X - ????. Architecture?
YY - Model. Typically Radeon has the 90, 70, and 50 models within each grouping. They will have a 6890 and the 6790 within the 6000 series. This is where the X above becomes relevant, but I don't know in which way. In the 6000 series, they also have the 6970, 6870, 6770, 6670, and 6570.
I suspect that the number YY here may also perhaps be indicative of Gaming, enthusiast and value, for instance, but I'd like to know.
When I look at benchmarks, it is very confusing, since often a previous series card is ranked very close to a current series card.
S - Series, simplest thing. But you can't compare different series like how you try to do .
X - Pretty much architecture, like Cayman is 69xx, Barts is 68xx, Juniper is 67xx.
However there are some exception, like 6790, which is actually barts, or turks which is both 66xx and 65xx. I know it's pretty confusing.
But we don't to be confused with this, so what we do is basically - the more X gets, the better the card is (again, in the same series).
YY - X indicator - or 30, 50, 70, 90, Indicates what is faster from the same X's, let's say 67xx series, the 6790 and 6770. Because of YY we know that 6790 would be better than 6770. But again, you can't compare the YY without the same X. Let's say 6950 and 6790, you can't compare and 6950 is clearly faster.

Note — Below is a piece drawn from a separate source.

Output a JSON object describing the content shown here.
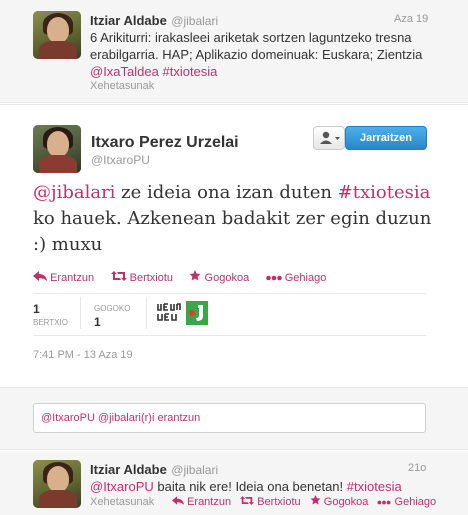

Hope this helps and clear out your confusion about AMD cards . Notice also that the variables depend on the variable before it.
I wouldnt bother looking at the numbering scheme or trying to decipher it. Yes it is good to know which is supposedly low, med, or high cards - but benchmarks and graphs are better at telling them apart (as well as of course price, all together).
The numbering/naming schemes are flawed for both companies (amd and nvidia). The 6770 is pretty much identical to the 5770, for example. What they do sometimes is take the last generation medium GPU and make it either a low end "current" gen gpu, or rebadge it as a "medium" GPU, even though technically, they are practically the same.
I was wondering if the YY-designation denoted strength in particular aspects of the card's performance, more than others. Maybe shaders, ROPS, whatever. I'm not 100% up to speed on all terminology used.
If one is looking for price/performance, it seems to me that one may find a older generation card of a higher rating and come out ahead.
But if power consumption/heat is a factor, then I guess the most recent architecture is most likely to run cool and cheap?
Well, you probably can't go with the last cards... Because most of the time they are out of stock at newegg (like the 5xxx series). Even though it will be a good deal, But it's not always cheaper than the newer generation card which has better architecture and usually better dirextX and openGL support. Sometimes old card are not worth it. Also the efficiency and temperature should be lower on older graphics.
Also YY doesn't look out for specialized strength, usually they just have higher clocks or more shaders, VRAM, etc.